My mother was overwhelmed. She didn’t want to let go of anything. Much of what was in that big house was suddenly crowded into the tiny house. There was just too much furniture and boxes for that little house. For about a month we climbed over things and had a hard time finding anything. The tiny cellar was so packed we couldn’t even walk down there. Of course, Mary Lou and Frankie no longer lived with us and we never saw Helen again. This was a very confusing time. There was no one to help Mommy. She rarely smiled. She always looked like she was ready to cry. I realized that while my neighborhood friends’ mothers all had friends, my mother had none. She rarely left the house.

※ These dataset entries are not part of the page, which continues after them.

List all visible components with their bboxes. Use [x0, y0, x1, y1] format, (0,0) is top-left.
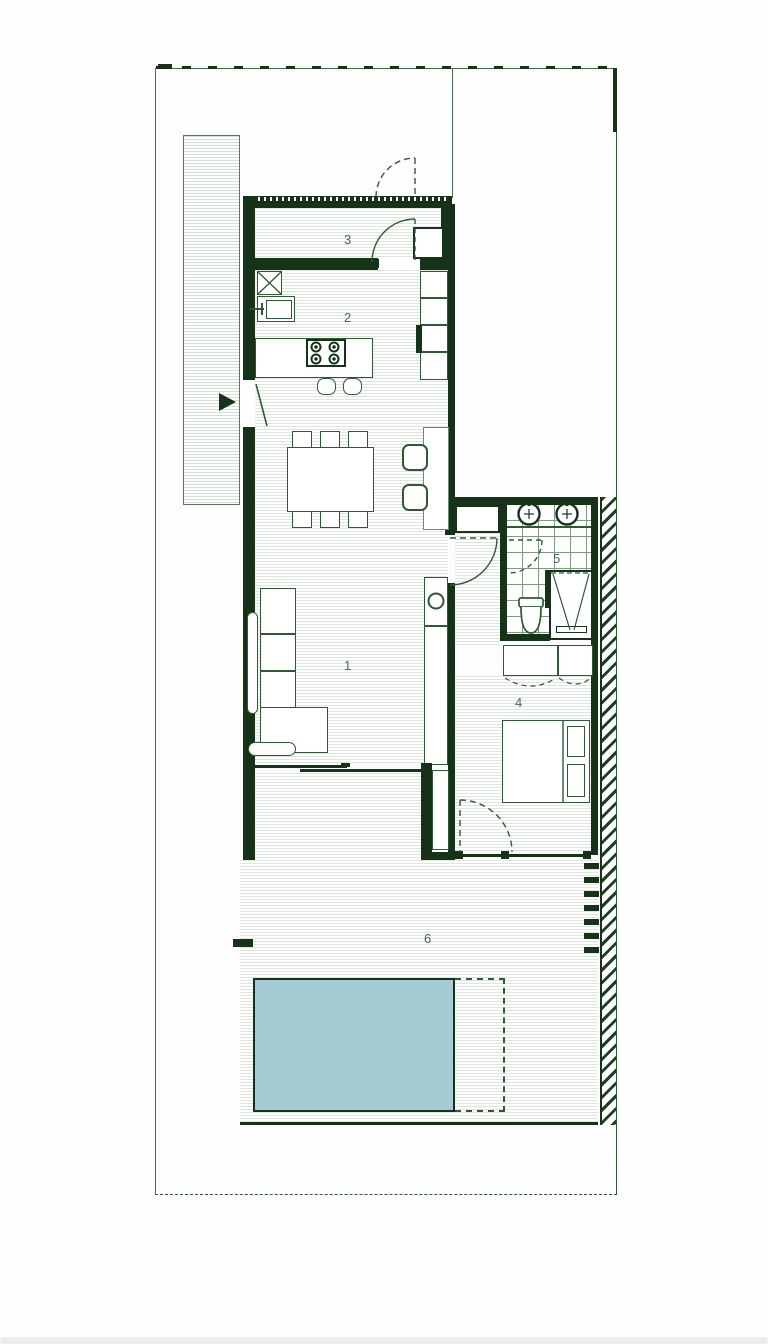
- boundary-top-dashes: [156, 66, 616, 69]
- desk-chair: [402, 484, 428, 511]
- room-label-terrace: 6: [424, 932, 431, 946]
- room3-top-wall-hatch: [246, 197, 450, 201]
- room-label-bathroom: 5: [553, 552, 560, 566]
- wall-cabinet: [420, 298, 448, 325]
- cabinet-handle: [416, 325, 422, 353]
- shower-drain: [556, 626, 587, 633]
- pillow: [567, 764, 585, 797]
- dining-chair: [320, 511, 340, 528]
- sofa-seat-divider: [261, 670, 295, 672]
- swimming-pool: [253, 978, 455, 1112]
- sofa-back-cushion: [247, 612, 258, 714]
- washbasin-counter-edge: [507, 526, 591, 528]
- living-sliding-door-track-b: [300, 769, 421, 772]
- bathroom-west-wall: [500, 505, 507, 641]
- bathroom-south-wall: [500, 634, 550, 641]
- hallway-floor: [455, 533, 500, 645]
- pool-deck-extension: [455, 978, 505, 1112]
- sliding-door-handle: [341, 763, 350, 767]
- wall-cabinet: [420, 325, 448, 352]
- kitchen-sink-basin: [266, 300, 292, 319]
- room-label-kitchen: 2: [344, 311, 351, 325]
- boundary-corner-tick: [158, 64, 172, 69]
- pillow: [567, 726, 585, 757]
- boundary-right-accent: [613, 68, 617, 132]
- tv-column-divider: [425, 625, 447, 627]
- fence-dash: [584, 877, 599, 883]
- slider-stop: [455, 851, 463, 859]
- floor-plan-canvas: 1 2 3 4 5 6: [0, 0, 768, 1344]
- sofa-arm-cushion: [248, 742, 296, 756]
- desk: [423, 427, 449, 530]
- bedroom-sliding-door-track: [455, 854, 591, 857]
- east-wall-lower: [448, 585, 455, 862]
- west-wall: [243, 270, 255, 860]
- dining-chair: [292, 511, 312, 528]
- survey-line: [452, 69, 453, 198]
- cooktop: [306, 339, 346, 367]
- bath-block-north-wall: [455, 497, 598, 505]
- entry-opening: [243, 380, 255, 427]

We’d been in the house about two months when an unexpected and unforgettable experience left me traumatized. Lying on my back on the bed in my room, all I felt was terror. Who was this woman on top of me, straddling me, pinning down my arms with her legs on either side? I couldn’t move. She slapped my face back and forth, over and over, as if she hated the very sight of me.
“Liar!” My mother shouted with each slap. “Liar!”
She was crying and her tears hit my face like sharp needles. I was too startled to cry. In her fury she accidentally cut the left side of my face with her diamond ring. It broke the skin just at the edge of my eye and drew blood. She stopped, gasped, and paused a second, as if she wasn’t sure what had happened. She got off me and ran into her room, slamming the door.
I lay there stunned. This was not the mother I had grown to love. With shaky hands I gripped the fuzzy fibers of the pink chenille bedspread covering my twin bed in the room I shared with my sister. It was true. I had lied. I don’t remember what I’d lied about, but she was furious with me until she realized I was bleeding from the cut on my face. At that instant, whatever demon was driving her rage seemed to abandon her.
Never before or since have I felt her fury so intensely. She was not my mother in that moment. She was a beast and I was helpless prey. When she left my room the only sound was the hum of the heater and the pounding of my terrorized heart. I was too afraid to move.
We never talked about that painful scene. It was ignored as if it had never happened. But the scar on my face reminds me to this day of the first and last time I truly felt terror. I tell people it’s a chickenpox scar. I realize the irony: I lie when anyone asks about the scar my mother gave me when she hit me for telling a lie. My eight-year-old mind didn’t understand why she got so upset. Of course, looking back and knowing what I know now, I see that lying was a deep sore spot for her. She despised liars. I don’t think she was hitting me in the moment, I think she was hitting my father.
The next morning the sound of bus #49 coming down the street made my heart lift and my eyes brighten. I inhaled and felt my heart pounding. The screech of brakes as it stopped at my corner encouraged me to smile. With a clank, the doors opened and Rusty, the driver, smiled wide and said, “Good morning, Sunshine!” I climbed the three steps onto the bus and sat alone in the first row, right behind him. I sat up straight. Rusty saw me. I was not invisible. I mattered. That morning I wanted to tell Rusty what happened the day before. I wanted to. But I didn’t. I kept it all to myself. I simply put the incident behind me and moved on.